I asked if the rapid pace of going through 1,600 applicants in a month and coming up with 32 candidates after 200 interviews seemed like a bit of a rush. And since all 32 received investments, it seemed like a “spray and pray” approach. But Lu said each applicant who was accepted into the accelerator automatically received an investment.
“It’s not spray and pray so much as we care deeply about finding interesting intersections across all of games, industry and technology,” Lu said. “We start at the very top of the funnel, and it’s quite wide. But we spend a lot of time getting to know the founders and understanding what they want to do and how they might fit within out program.”
Lee said they were looking for the best pre-seed founders, an area where these is a vacuum in games. It wasn’t just a lot of students. There were applicants in areas such as AI, consumer, payments and more.
“When we then started our demo day, it was just astounding, the number of vendors who showed up,” Lee said. “It turns out we had more than 260 ecosystem partners and investors.”
Lu added, “There are a lot of people really interested in helping to develop the games industry and want to invest in companies but don’t really know how to start.”
Lee said, “That’s the thing that I think we’re seeing in both sides of the gaming industry. Not only do you have companies who need to basically get that acceleration. But on the other side are individuals who are angel investors or just don’t know where to find these companies. So how do we unlock that in the very early stages?”
Lee said he was a fan of Y Combinator, but he notes there is nothing like this new accelerator at the intersection of games and technology. (There were some a long time ago like YetiZen but not that many big efforts lately). The program is customized for next-generation consumers and gamers.
Lu said A16z isn’t doing this because of competition among game funds. Rather, he said it’s born out of a desire to help develop gaming’s ecosystem.
Hot categories?
Lu said there was a lot of energy in the AI and games part of the market in terms of applicants. There were a couple of AI companies in the last batch, he said.
“We are prepared to support any and all types of founders,” Lu said. “Of course we’re also optimists about AI, and we are excited to see how it impacts the games industry.
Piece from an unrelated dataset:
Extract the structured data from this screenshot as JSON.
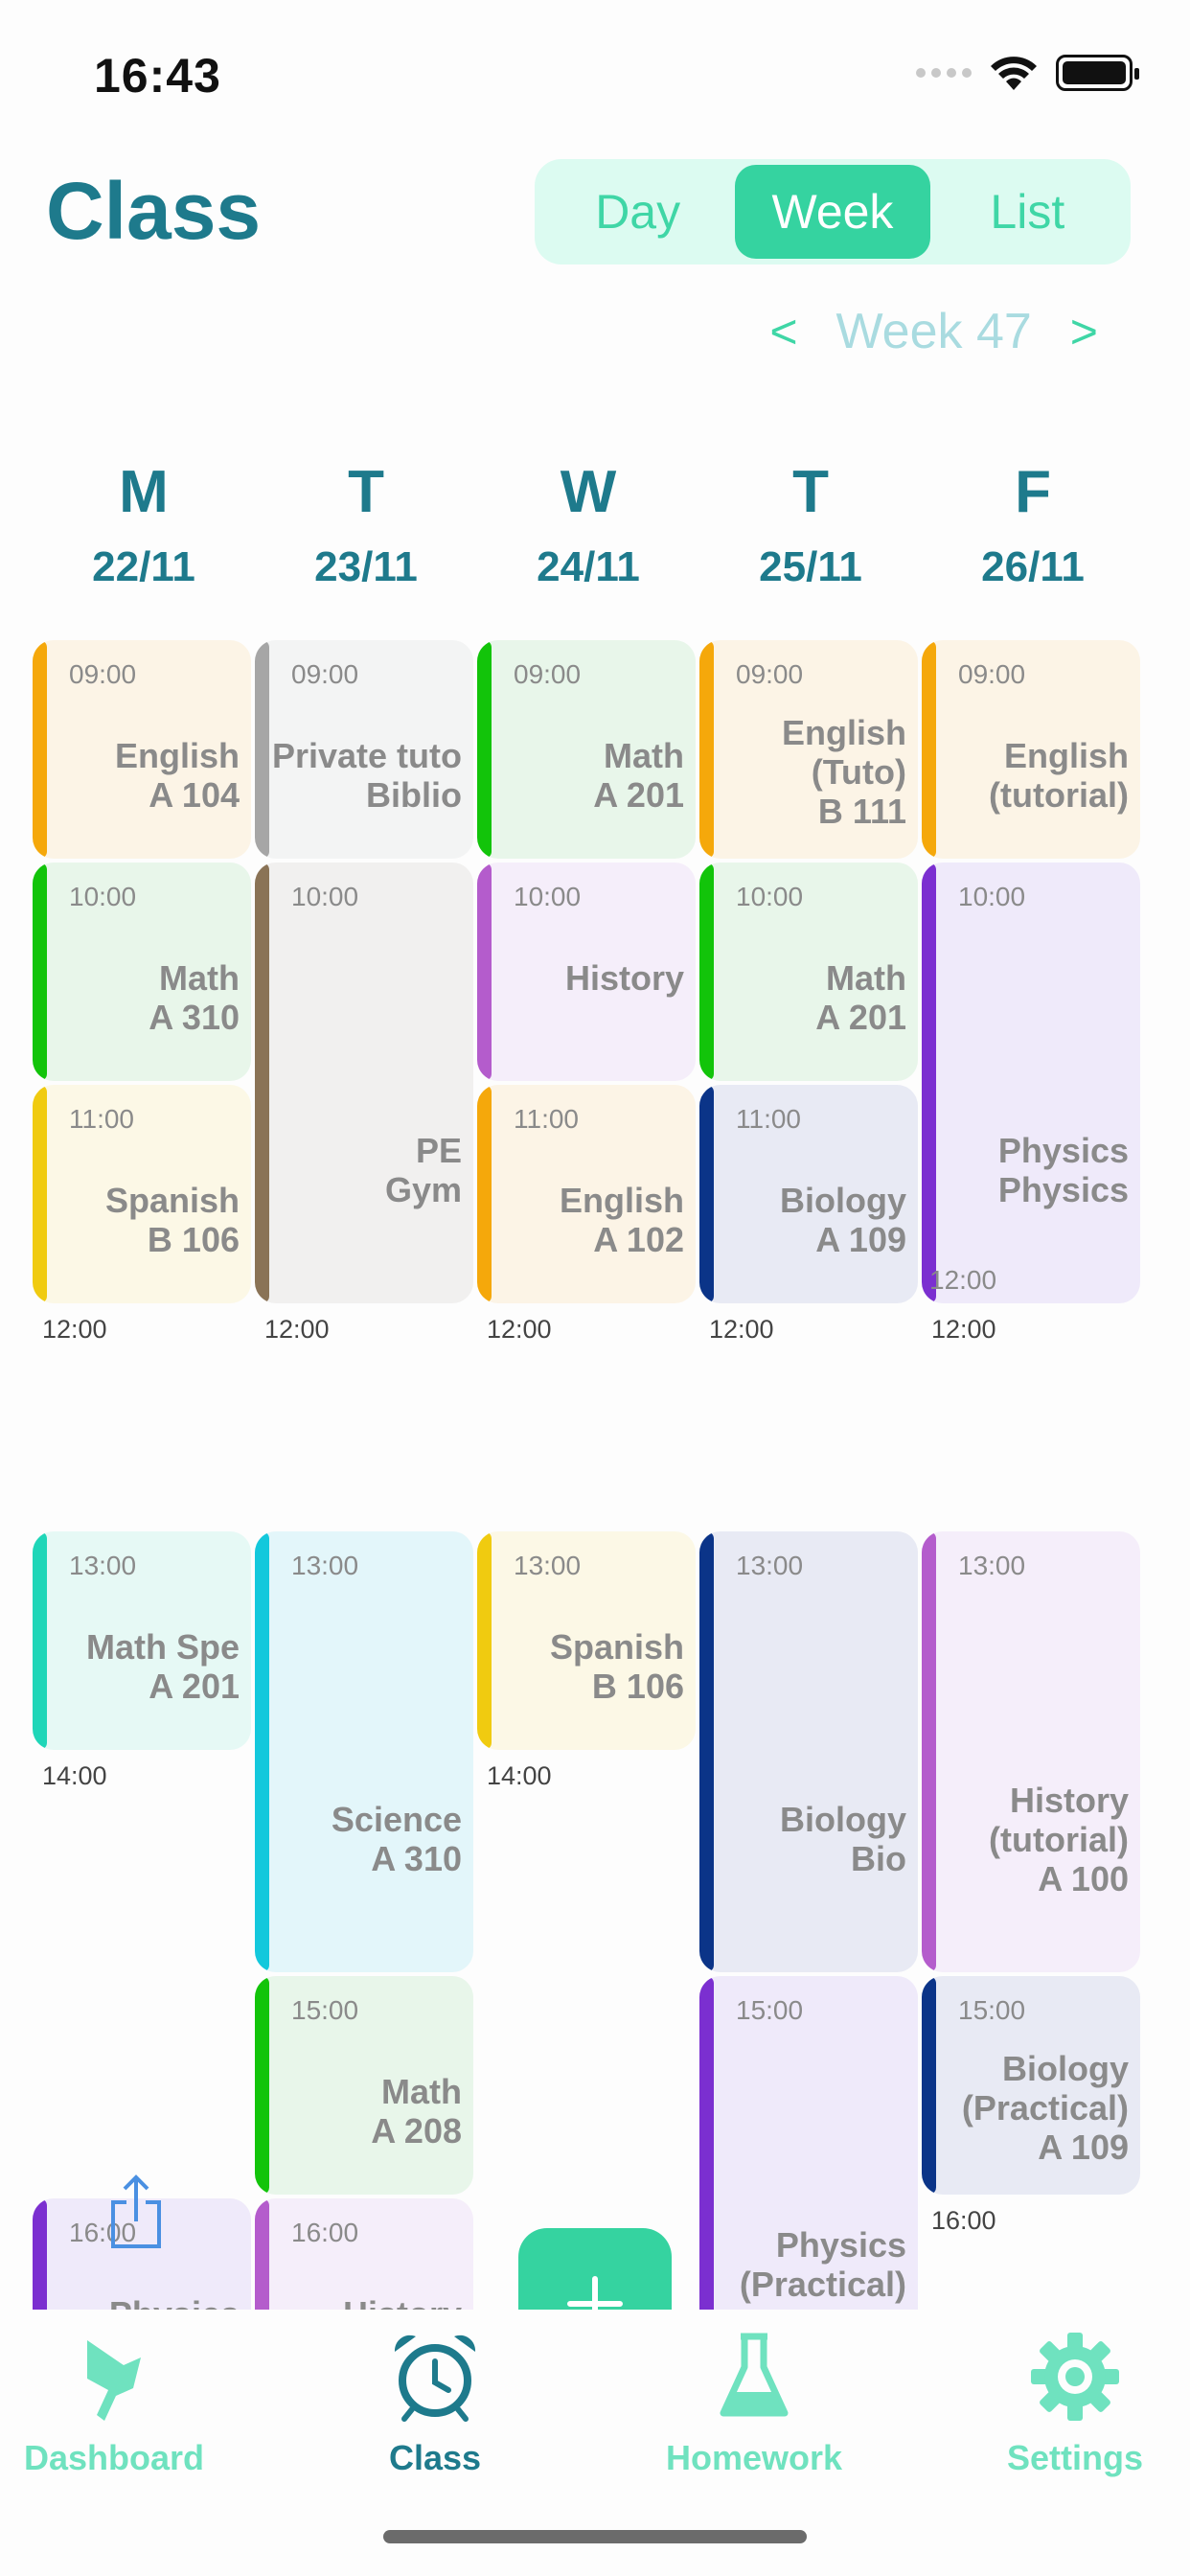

We’re preparing our companies on how to use AI.”
But rather than focus on game industry categories like VR or esports, A16z will focus more on the founders and their passion for what they’re doing. Do they have the ability to ship products? That matters more than the actual space they’re targeting, Lu said.
The next round: Speedrun 2024
Lu said that the applicants who didn’t get chosen the first time around can apply again, as the first cohort had a limited capacity and there will likely be more accepted in the second group.
During the previous accelerator class, entrepreneurs like Mark Pincus gave talks and shared stories with the founders. Operators at companies in the industry gave their lessons.
“Our vision for this is we are spearheading the effort to help the games industry along, but we also want to enlist the games industry in this effort,” Lu said. “Bringing more and more mentors and speakers into the program is something that we definitely want to do.”
“The previous founders definitely want to help the next generation,” Lee said. “They have just so much knowledge and they want to share. The games industry moves so quickly that and we’re excited to see what happens in the next cohort.”